New Method of Stabilizing Peptides Opens the Door to Better Therapeutic and Imaging Techniques

For many people with advanced Type 2 diabetes, taking insulin is a regular part of their routine, helping them control their blood sugar by signaling the metabolism of glucose. But recently, researchers have been investigating GLP-1, a peptide that gets activated when people eat, triggering insulin through a more natural pathway.

“Proteins do a lot of the work in cells,” says E. James Petersson, an associate professor of chemistry in the University of Pennsylvania’s School of Arts and Sciences. “Peptides are shorter, and they're not really functional as machines in the same way that proteins are. But what they can do is signal molecules. One cell will secrete a peptide, and it will travel through the bloodstream and activate another type of cell.”
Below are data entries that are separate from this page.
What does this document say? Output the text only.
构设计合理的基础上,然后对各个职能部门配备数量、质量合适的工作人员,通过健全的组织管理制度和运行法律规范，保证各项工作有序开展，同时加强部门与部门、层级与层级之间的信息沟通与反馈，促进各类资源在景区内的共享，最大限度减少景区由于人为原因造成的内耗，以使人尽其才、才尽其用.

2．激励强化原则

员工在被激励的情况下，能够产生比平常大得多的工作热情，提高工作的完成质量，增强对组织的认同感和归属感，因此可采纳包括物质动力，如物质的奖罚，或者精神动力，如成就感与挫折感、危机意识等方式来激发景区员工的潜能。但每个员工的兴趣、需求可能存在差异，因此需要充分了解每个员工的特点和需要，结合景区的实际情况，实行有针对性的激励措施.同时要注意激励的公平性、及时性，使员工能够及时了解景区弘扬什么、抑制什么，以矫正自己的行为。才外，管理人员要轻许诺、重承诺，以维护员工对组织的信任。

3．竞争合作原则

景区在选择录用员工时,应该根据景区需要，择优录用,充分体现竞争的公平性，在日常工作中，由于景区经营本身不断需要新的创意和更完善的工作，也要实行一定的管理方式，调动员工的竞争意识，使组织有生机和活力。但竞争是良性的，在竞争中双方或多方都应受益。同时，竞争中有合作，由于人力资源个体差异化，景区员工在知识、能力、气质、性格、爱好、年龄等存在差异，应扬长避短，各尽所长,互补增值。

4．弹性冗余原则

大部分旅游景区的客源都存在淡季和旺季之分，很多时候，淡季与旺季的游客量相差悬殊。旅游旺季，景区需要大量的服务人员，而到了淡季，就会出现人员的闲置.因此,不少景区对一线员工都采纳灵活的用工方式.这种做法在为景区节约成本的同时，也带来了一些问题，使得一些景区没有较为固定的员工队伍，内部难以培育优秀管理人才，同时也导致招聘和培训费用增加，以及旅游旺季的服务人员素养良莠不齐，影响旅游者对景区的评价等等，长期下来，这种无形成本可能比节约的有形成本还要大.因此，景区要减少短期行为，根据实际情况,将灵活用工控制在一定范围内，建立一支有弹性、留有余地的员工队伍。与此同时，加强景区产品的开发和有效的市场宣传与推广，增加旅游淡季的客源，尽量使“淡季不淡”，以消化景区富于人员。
The problem with giving patients GLP-1 to trigger insulin production is that the peptide degrades in about two minutes due to natural enzymes in the body that break it apart, a process called proteolysis. In a paper published in the Journal of the American Chemical Society and highlighted in Nature, Penn researchers used in-vitro experiments and in-vivo studies in rats to demonstrate that, by modifying the peptide backbones, they can block interactions with the enzymes that degrade peptides and can produce a stabilized, longer-lasting version of the drug.